Saturday mornings were usually Samuel's favorite time to write.
The apartment was quiet, the street outside still half asleep, and the sunlight from the single window in his office came in at just the right angle to warm his desk without blinding him. He made coffee, set it down within easy reach, and opened the bound manuscript from the print shop.
The plan was simple: go over Chapter Eleven in red ink, tighten the dialogue between Marshal Corwin and Xirathul, maybe give the drifter a sharper introduction. He flipped to the right page, pen uncapped, mind already sinking into the burnt flats.
The mug was in his hand before he even realized he'd reached for it. He took a sip, set it back down and clipped the edge of the manuscript.
It happened in slow motion: the mug tipped, the coffee sloshed, and a dark ribbon of liquid rolled across the page like a tide over sand.
"Ah, hell….."
Samuel scrambled for a handful of tissues, blotting at the paper, cursing under his breath. The ink bled instantly, turning Corwin's standoff into a brown stained blur.
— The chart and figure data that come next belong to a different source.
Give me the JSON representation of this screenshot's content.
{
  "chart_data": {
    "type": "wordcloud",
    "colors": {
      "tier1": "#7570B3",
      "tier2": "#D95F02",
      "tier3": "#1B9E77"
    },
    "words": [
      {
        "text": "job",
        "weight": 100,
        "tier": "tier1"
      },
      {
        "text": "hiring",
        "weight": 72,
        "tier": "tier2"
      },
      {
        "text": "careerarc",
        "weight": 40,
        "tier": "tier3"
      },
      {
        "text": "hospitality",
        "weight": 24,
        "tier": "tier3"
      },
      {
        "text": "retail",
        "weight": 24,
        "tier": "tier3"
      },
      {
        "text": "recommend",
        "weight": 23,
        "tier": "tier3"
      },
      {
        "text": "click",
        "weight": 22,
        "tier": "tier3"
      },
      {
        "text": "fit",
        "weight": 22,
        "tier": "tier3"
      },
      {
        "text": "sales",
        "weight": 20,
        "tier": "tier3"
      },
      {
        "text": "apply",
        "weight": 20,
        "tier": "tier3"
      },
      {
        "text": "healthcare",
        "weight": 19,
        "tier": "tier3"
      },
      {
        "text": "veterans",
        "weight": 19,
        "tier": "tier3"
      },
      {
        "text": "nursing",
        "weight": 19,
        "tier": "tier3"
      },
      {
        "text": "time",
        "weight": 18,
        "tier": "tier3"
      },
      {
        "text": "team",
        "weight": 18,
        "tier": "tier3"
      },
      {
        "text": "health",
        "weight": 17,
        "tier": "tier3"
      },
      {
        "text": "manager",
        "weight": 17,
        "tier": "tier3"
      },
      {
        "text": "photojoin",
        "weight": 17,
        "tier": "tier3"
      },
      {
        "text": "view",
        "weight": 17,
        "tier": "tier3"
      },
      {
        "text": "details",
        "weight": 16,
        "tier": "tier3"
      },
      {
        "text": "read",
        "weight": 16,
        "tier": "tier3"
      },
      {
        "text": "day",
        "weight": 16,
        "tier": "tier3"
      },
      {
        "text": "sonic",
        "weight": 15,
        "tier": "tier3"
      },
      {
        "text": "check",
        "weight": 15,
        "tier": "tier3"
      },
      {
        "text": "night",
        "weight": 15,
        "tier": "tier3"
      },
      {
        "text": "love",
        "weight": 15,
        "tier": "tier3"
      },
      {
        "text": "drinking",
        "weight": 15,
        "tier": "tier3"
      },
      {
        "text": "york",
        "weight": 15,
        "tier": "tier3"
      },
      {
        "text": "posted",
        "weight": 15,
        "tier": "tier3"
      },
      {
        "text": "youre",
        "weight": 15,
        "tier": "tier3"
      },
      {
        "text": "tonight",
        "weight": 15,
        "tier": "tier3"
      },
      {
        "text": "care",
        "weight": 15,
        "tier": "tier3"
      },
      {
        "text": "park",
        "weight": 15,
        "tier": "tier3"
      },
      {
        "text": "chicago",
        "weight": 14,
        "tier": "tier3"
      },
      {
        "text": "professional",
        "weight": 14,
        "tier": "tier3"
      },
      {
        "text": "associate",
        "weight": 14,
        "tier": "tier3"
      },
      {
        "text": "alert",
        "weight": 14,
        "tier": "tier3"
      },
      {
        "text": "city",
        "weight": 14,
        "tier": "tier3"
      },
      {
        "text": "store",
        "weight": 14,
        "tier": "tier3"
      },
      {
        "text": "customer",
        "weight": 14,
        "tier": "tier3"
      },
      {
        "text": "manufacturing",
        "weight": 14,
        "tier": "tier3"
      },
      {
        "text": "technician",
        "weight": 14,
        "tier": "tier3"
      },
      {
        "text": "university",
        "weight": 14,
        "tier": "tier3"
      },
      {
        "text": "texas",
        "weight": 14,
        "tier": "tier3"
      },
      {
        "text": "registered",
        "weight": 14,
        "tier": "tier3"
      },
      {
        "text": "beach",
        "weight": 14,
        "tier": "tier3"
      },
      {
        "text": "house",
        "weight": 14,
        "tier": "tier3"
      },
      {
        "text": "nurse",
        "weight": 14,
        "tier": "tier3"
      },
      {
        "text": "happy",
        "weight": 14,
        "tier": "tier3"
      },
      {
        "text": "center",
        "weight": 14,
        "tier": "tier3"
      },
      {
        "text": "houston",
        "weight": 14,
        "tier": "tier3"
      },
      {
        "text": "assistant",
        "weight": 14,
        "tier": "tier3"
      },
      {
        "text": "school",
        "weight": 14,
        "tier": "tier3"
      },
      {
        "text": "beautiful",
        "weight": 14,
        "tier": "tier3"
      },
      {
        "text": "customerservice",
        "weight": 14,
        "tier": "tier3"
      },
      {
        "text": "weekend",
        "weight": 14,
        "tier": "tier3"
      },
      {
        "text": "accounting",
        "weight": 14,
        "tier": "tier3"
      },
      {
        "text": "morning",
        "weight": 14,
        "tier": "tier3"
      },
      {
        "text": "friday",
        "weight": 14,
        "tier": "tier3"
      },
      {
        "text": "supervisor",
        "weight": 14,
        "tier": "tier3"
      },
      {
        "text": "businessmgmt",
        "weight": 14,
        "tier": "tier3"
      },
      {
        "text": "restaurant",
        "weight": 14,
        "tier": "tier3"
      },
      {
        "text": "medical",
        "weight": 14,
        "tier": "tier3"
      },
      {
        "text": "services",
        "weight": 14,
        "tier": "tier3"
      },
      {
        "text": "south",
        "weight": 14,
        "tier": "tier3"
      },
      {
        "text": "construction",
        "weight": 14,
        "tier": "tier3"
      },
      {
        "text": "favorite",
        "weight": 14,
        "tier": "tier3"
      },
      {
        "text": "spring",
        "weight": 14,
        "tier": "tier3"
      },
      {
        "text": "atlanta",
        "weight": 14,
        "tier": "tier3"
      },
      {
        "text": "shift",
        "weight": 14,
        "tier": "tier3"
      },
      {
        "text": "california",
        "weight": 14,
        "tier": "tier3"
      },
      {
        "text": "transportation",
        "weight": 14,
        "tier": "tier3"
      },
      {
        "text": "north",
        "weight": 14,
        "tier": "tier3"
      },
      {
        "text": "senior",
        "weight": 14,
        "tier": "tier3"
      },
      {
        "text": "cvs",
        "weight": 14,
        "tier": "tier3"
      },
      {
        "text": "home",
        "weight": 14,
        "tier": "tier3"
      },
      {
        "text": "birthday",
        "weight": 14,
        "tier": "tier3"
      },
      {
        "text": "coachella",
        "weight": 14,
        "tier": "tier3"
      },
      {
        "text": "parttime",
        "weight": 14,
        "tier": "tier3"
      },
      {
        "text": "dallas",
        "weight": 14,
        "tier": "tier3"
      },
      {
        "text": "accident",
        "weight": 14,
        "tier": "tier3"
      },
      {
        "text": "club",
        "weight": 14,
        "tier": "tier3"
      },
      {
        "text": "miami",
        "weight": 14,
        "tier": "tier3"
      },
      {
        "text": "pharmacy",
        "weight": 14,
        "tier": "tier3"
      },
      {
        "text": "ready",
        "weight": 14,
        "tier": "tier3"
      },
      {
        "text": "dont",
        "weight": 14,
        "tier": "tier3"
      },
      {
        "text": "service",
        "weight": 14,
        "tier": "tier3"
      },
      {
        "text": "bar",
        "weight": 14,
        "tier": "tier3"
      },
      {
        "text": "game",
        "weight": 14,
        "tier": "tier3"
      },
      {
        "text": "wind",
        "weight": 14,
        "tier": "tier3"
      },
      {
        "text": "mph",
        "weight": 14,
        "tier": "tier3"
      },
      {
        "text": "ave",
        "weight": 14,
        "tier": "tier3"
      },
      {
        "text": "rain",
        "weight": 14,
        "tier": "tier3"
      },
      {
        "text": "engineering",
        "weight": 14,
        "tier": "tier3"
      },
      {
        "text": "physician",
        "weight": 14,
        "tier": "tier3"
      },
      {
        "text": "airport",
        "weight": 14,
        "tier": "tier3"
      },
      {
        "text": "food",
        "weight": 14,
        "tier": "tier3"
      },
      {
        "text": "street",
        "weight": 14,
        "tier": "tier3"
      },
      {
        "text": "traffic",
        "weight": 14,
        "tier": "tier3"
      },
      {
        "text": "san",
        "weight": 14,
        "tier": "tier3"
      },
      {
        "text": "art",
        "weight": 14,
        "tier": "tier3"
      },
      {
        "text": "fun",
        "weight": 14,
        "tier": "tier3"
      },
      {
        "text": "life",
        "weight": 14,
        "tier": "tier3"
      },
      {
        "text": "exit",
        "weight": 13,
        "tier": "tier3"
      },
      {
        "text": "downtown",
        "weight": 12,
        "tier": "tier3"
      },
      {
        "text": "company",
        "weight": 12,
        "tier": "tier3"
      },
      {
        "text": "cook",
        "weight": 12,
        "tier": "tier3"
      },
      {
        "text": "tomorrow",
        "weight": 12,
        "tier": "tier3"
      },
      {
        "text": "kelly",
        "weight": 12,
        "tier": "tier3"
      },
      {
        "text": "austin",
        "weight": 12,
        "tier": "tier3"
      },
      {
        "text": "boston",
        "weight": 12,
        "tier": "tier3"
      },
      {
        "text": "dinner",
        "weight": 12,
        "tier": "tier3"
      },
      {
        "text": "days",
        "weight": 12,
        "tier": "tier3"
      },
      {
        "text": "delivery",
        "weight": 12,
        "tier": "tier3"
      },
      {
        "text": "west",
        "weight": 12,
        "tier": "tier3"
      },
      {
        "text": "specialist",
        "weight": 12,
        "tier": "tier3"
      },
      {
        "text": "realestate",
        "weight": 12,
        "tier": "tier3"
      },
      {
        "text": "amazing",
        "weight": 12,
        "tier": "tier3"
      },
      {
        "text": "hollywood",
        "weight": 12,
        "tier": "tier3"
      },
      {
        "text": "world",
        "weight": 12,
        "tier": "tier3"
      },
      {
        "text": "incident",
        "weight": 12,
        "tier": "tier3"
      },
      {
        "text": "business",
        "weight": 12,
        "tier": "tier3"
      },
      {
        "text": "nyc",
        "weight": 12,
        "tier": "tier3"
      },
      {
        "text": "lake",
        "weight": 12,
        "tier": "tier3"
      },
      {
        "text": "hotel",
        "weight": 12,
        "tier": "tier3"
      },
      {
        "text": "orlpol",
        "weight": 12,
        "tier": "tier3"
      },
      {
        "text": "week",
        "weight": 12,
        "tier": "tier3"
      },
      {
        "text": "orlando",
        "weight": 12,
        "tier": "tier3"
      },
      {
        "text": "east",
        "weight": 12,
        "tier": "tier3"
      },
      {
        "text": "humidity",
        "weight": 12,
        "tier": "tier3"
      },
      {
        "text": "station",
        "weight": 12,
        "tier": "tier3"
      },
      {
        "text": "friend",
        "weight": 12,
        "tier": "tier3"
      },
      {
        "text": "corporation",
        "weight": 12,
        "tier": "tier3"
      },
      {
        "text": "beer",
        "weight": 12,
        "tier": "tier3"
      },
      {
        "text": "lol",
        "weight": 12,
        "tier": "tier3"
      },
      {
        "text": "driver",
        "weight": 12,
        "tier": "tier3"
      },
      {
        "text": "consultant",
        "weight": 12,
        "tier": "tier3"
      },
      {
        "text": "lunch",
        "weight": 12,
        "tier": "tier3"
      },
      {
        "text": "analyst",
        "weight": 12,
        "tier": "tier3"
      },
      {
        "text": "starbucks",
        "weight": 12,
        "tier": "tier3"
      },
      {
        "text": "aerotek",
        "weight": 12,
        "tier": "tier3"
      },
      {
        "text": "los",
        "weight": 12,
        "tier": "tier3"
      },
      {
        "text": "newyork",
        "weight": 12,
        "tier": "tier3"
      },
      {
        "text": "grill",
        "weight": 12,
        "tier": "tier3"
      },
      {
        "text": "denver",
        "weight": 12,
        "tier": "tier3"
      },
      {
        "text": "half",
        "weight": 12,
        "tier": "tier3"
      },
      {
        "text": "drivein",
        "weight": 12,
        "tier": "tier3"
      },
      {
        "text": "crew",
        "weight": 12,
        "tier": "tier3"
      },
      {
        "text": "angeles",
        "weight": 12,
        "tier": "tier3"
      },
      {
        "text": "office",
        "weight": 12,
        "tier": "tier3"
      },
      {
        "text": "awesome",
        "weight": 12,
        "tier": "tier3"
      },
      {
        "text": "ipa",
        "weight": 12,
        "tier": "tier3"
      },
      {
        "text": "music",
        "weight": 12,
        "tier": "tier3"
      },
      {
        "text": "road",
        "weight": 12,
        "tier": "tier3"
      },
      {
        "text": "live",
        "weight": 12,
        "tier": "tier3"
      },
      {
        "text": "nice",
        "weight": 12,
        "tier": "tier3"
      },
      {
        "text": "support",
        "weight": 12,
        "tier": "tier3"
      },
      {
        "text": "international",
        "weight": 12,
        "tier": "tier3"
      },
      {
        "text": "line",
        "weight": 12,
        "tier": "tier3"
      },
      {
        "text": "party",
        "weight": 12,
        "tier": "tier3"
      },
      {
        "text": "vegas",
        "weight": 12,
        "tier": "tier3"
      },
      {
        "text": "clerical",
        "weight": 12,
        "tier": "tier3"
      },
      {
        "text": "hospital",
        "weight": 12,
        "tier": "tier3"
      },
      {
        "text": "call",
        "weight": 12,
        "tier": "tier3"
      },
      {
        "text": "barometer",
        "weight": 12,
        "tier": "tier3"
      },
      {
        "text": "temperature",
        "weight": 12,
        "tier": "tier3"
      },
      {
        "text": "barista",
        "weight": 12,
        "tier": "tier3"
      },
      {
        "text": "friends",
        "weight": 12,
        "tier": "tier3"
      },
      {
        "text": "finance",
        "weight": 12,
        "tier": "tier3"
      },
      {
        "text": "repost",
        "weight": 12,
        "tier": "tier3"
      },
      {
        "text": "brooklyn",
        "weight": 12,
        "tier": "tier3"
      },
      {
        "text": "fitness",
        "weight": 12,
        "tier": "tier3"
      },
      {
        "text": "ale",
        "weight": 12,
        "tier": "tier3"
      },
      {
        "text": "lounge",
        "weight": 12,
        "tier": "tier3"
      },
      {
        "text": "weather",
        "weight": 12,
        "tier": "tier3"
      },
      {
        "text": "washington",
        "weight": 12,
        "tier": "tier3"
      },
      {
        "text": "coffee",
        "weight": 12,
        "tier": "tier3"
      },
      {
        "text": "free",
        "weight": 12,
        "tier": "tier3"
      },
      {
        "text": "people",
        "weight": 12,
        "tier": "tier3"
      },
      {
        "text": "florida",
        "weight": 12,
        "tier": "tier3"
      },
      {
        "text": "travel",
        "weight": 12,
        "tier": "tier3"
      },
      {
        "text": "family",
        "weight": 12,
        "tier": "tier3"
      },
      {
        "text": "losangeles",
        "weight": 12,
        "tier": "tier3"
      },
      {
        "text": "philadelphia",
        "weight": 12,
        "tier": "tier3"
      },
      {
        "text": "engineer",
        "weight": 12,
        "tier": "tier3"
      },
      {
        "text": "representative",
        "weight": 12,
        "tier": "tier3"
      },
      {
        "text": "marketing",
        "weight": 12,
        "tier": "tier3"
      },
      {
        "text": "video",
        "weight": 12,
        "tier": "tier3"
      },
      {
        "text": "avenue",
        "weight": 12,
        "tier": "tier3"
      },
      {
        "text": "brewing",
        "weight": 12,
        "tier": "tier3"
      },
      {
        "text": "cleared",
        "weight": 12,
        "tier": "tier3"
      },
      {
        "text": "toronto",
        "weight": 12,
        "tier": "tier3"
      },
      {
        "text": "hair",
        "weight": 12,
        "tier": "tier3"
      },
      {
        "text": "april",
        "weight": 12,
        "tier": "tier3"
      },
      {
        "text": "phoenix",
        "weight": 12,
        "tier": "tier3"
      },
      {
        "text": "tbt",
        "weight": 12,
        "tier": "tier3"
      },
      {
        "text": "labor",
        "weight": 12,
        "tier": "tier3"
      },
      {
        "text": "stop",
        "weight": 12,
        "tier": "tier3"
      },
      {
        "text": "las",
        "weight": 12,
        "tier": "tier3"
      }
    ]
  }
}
Whole sentences vanished in a heartbeat.
By the time he'd mopped up the worst of it, the page was ruined. The paper had gone soft, curling at the edges, and the words that remained were smudged into ghosts.
He sat back and sighed. "Well," he muttered, "guess we're rewriting that scene from scratch."
He set the damaged copy aside, pulled up the digital file on his laptop, and found the same scene. Fingers on the keys, he started over, the smell of coffee still sharp in the air.
Outside, a car horn blared somewhere down the street. His upstairs neighbor turned on the vacuum. Life went on.
By noon, the scene was nearly rebuilt cleaner, maybe even better than before. The accident was already fading from his mind, just another clumsy moment in a life full of them.